Part VI: Shipping, Scaling, and Operating the Product
Chapter 26

Launching AI Features and Products

Traditional software launches follow predictable patterns: test thoroughly, deploy gradually, monitor error rates. AI launches break this pattern. Your AI feature passed all tests in staging but starts confidently making up facts in production. Your canary deployment reveals that users trust it too much for high-stakes decisions and not enough for low-stakes ones. Launching AI products requires the Measure-Launch-Reframe loop, where staged rollouts, shadow modes, and user education replace simple gradual deployment.
The Tripartite Loop in Launch and Rollout

Launching AI products requires all three disciplines: AI PM defines the rollout strategy, success metrics, and rollback criteria; Vibe-Coding tests rollout mechanisms and monitors early signals before full launch; AI Engineering implements the deployment, monitoring, and rollback infrastructure that makes rollout safe.

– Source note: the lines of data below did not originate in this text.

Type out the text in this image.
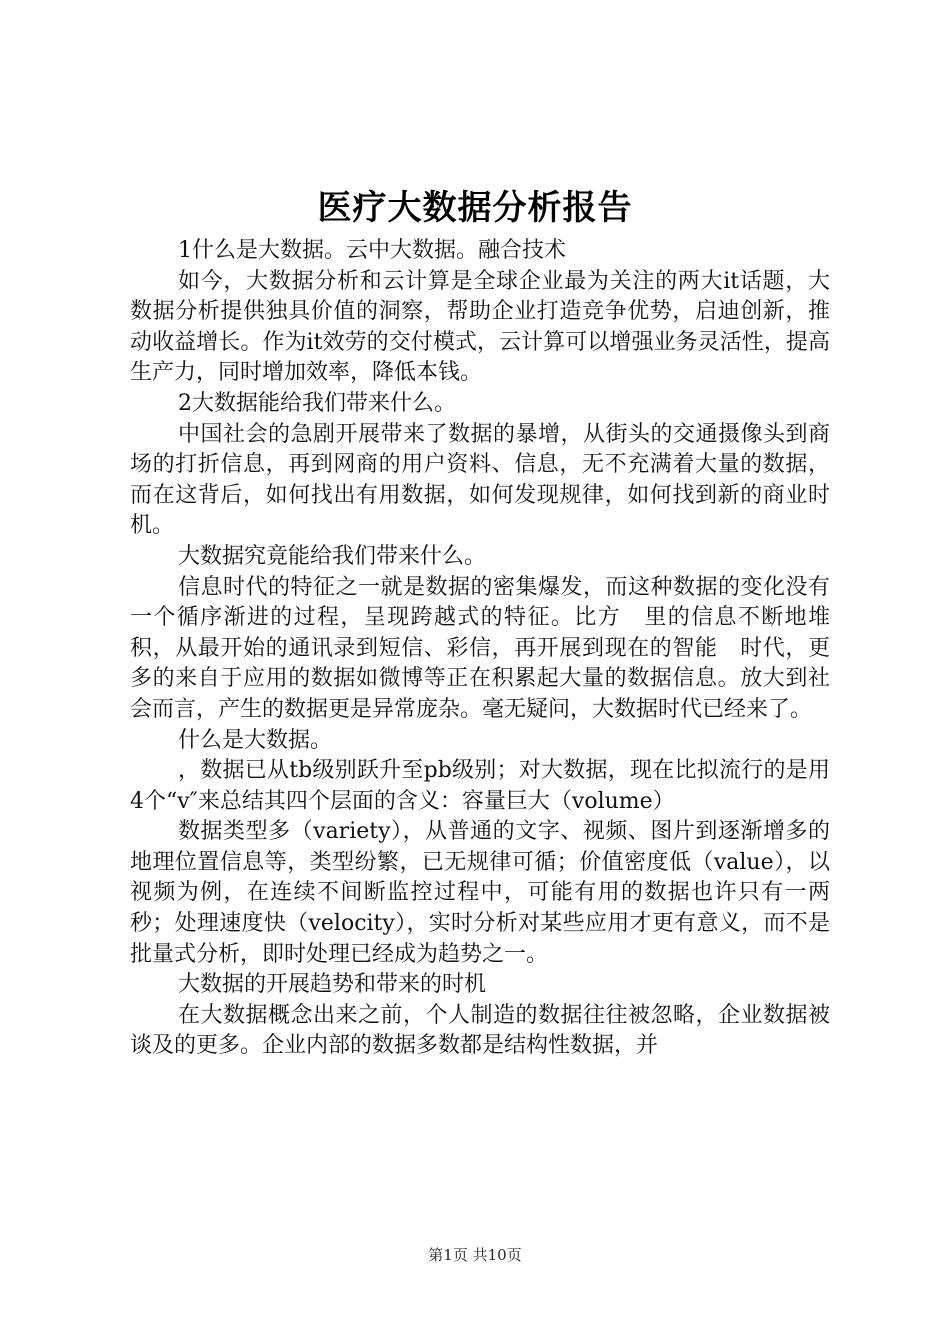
医疗大数据分析报告

1什么是大数据。云中大数据。融合技术

如今，大数据分析和云计算是全球企业最为关注的两大it话题，大数据分析提供独具价值的洞察，帮助企业打造竞争优势，启迪创新，推动收益增长。作为it效劳的交付模式，云计算可以增强业务灵活性，提高生产力，同时增加效率，降低本钱。

2大数据能给我们带来什么。

中国社会的急剧开展带来了数据的暴增，从街头的交通摄像头到商场的打折信息，再到网商的用户资料、信息，无不充满着大量的数据，而在这背后，如何找出有用数据，如何发现规律，如何找到新的商业时机。

大数据究竟能给我们带来什么。

信息时代的特征之一就是数据的密集爆发，而这种数据的变化没有一个循序渐进的过程，呈现跨越式的特征。比方　里的信息不断地堆积，从最开始的通讯录到短信、彩信，再开展到现在的智能　时代，更多的来自于应用的数据如微博等正在积累起大量的数据信息。放大到社会而言，产生的数据更是异常庞杂。毫无疑问，大数据时代已经来了。

什么是大数据。

，数据已从tb级别跃升至pb级别；对大数据，现在比拟流行的是用4个“v″来总结其四个层面的含义：容量巨大（volume）

数据类型多（variety），从普通的文字、视频、图片到逐渐增多的地理位置信息等，类型纷繁，已无规律可循；价值密度低（value），以视频为例，在连续不间断监控过程中，可能有用的数据也许只有一两秒；处理速度快（velocity），实时分析对某些应用才更有意义，而不是批量式分析，即时处理已经成为趋势之一。

大数据的开展趋势和带来的时机

在大数据概念出来之前，个人制造的数据往往被忽略，企业数据被谈及的更多。企业内部的数据多数都是结构性数据，并

第1页 共10页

Chapter 26 opener illustration
Launching AI products requires phased rollout, monitoring, and rollback capabilities.
Vibe-Coding in Launch Readiness Testing

Vibe-coding accelerates launch readiness testing by enabling rapid simulation of launch scenarios. Test how your AI behaves with different user segments, edge cases, and failure modes before going live. Vibe-coding launch readiness helps you identify gaps in staging, monitoring, and rollback procedures that formal testing might miss, reducing the risk of problematic launches.

Objective: Learn AI-specific launch strategies including staged deployments, user education, and expectation management.

Chapter Overview

This chapter covers the unique challenges of launching AI features: canary and shadow mode deployments, staged rollouts with user education, and setting appropriate expectations while ensuring support readiness.

Four Questions This Chapter Answers

  1. What are we trying to learn? How to launch AI features in a way that manages user expectations and catches failures before they affect everyone.
  2. What is the fastest prototype that could teach it? A shadow mode launch where AI features run alongside existing features to observe behavior without user impact.
  3. What would count as success or failure? Launch processes that catch AI failures early, educate users appropriately, and build rather than destroy trust.
  4. What engineering consequence follows from the result? AI launches require staged rollout infrastructure, monitoring, and support readiness that traditional software launches do not.